Brief notes on the definitions, importance and properties of Dispersion

Literally, dispersion means deviation, difference or spread of certain values from their central value. In relation to statistical series, it means, deviations of various items of the series from its central value.


1. According to AX. Bowley, “Dispersion is the measure of variation of the items.”

2. According to Brooks and Dicks, “Dispersion is the degree of the variation of the variable about a central value.”


3. According to Spiegal, “The degree to which numerical data tend to spread about an average value is called variation or dispersion of the data.”

Importance of Dispersion

1. Dispersion can control the various conclusions drawn from central tendency.

2. Dispersion measures the inequalities in the distribution of income and wealth.

3. Dispersion can evaluate the average profit, average sales, average cost etc. in industry, trade or business.


4. It is used to control price and output.

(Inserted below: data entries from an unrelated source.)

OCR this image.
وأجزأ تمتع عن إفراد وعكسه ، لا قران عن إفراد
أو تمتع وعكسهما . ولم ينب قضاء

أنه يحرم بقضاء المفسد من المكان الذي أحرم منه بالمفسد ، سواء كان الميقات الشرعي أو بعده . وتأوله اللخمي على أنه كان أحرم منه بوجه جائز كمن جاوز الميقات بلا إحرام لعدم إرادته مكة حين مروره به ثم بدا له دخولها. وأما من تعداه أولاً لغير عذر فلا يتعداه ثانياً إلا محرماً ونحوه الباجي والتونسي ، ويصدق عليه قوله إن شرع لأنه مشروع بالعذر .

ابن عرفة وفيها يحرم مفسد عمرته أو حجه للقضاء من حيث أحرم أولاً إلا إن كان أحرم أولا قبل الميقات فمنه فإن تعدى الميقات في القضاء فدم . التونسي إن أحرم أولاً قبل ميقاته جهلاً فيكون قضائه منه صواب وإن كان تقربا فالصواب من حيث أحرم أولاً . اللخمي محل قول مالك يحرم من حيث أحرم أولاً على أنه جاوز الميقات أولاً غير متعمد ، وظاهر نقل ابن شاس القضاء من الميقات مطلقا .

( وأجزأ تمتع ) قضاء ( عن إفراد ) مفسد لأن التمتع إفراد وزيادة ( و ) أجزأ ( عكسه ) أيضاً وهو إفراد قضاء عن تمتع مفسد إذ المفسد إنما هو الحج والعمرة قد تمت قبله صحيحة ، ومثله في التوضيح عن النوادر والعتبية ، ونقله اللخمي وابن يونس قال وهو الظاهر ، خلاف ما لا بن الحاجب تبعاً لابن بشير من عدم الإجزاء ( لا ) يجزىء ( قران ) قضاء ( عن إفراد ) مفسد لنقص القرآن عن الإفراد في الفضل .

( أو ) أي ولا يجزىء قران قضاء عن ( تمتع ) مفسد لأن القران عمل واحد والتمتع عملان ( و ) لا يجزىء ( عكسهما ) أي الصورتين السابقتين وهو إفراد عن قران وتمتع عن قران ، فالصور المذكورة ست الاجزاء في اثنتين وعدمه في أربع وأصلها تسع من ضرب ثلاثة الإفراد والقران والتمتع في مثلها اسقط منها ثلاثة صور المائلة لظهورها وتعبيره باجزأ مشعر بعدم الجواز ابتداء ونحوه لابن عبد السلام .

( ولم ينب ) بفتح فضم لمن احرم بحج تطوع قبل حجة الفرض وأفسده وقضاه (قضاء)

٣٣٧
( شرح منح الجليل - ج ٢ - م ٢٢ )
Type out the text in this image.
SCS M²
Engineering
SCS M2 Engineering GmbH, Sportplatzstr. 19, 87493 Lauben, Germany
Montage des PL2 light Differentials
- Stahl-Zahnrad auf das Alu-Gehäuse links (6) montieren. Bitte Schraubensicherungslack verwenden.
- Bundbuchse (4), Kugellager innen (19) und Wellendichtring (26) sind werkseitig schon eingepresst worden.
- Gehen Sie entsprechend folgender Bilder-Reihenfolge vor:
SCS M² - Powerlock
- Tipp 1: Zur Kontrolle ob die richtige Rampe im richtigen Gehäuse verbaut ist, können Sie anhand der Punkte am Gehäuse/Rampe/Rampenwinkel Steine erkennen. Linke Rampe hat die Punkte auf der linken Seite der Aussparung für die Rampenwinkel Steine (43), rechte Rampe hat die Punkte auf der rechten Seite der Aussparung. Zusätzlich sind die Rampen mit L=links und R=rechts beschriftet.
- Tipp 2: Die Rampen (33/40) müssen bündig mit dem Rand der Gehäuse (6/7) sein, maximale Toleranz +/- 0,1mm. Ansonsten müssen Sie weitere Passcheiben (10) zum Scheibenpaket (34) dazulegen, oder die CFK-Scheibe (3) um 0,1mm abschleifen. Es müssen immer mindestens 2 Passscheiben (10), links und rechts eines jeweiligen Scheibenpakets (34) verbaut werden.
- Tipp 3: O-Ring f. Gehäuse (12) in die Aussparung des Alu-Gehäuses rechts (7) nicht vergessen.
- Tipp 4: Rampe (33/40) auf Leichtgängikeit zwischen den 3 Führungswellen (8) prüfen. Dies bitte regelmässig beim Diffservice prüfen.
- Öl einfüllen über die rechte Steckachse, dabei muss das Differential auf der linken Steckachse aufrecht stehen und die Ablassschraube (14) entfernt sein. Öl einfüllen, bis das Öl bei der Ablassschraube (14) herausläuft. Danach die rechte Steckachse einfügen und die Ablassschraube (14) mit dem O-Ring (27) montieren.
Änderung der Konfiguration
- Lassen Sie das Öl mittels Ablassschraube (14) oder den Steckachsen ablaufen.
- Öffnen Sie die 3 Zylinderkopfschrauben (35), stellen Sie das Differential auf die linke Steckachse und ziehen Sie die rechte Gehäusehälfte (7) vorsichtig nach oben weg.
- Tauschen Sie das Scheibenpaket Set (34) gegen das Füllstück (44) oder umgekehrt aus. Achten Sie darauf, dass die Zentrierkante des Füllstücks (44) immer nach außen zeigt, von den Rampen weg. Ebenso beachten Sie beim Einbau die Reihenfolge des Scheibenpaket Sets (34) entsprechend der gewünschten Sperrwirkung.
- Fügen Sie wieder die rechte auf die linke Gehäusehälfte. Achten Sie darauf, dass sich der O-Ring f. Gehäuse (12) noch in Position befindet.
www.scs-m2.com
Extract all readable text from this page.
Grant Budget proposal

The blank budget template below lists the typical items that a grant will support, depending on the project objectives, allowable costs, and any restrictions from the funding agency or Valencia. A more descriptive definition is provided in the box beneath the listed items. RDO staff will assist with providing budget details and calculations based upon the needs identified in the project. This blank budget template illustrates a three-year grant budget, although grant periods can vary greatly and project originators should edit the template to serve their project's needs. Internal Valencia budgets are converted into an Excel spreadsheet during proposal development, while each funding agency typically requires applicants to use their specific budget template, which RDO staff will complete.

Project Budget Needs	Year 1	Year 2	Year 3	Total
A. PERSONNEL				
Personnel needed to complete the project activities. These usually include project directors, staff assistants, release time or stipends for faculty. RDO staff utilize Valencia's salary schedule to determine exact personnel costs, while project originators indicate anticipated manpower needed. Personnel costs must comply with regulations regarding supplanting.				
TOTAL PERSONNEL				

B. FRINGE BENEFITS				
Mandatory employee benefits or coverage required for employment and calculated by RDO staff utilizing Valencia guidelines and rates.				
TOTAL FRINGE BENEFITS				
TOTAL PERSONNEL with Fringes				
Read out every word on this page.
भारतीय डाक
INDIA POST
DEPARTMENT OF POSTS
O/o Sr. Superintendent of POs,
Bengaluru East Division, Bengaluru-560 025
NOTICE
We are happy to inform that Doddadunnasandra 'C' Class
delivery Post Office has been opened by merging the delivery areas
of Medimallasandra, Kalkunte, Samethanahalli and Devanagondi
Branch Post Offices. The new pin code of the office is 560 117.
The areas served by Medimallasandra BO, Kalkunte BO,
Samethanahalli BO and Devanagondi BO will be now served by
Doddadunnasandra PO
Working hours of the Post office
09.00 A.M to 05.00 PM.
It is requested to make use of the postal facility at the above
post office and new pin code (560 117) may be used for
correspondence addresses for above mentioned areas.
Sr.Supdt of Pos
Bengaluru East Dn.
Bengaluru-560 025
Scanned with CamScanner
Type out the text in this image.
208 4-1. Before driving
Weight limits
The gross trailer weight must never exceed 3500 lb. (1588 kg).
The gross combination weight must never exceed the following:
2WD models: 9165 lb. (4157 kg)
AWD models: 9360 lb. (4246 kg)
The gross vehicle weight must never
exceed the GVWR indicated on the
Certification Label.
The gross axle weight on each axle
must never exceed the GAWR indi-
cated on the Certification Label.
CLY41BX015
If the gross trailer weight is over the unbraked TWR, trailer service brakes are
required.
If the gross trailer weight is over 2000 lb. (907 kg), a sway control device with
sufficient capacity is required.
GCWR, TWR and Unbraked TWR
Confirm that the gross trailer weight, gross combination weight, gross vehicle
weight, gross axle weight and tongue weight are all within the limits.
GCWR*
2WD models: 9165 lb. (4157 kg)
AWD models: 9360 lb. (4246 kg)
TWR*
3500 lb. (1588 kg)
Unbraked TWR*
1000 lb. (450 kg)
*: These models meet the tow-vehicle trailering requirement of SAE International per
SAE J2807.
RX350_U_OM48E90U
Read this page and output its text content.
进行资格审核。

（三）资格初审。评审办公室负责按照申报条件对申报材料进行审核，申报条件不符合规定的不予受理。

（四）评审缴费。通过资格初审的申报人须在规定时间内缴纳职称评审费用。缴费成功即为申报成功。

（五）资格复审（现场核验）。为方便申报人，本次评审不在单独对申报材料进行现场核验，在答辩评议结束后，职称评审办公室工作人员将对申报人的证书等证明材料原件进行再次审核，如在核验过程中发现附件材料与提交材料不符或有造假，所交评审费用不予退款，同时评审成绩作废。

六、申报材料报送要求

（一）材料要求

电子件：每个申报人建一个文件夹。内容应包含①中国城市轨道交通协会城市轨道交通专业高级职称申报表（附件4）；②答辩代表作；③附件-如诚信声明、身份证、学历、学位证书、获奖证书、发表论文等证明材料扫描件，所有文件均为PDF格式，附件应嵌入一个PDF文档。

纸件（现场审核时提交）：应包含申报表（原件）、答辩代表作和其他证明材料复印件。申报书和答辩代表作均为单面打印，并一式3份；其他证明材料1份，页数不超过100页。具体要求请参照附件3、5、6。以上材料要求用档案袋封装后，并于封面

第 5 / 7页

5. It removes the defects of the averages and presents doubtful conclusions in their true form.

Properties of Dispersion

1. It should be rigidly defined and free from any ambiguity.

2. It should be simple to follow.


3. It should be easy for computation and free from complicated procedure of calculations.

4. It should be based on all the items of the series.

5. It should be capable of further algebraic treatment.

6. It should be greatly affected by the values of extreme items of a series.


7. It should not be affected by fluctuations of sampling.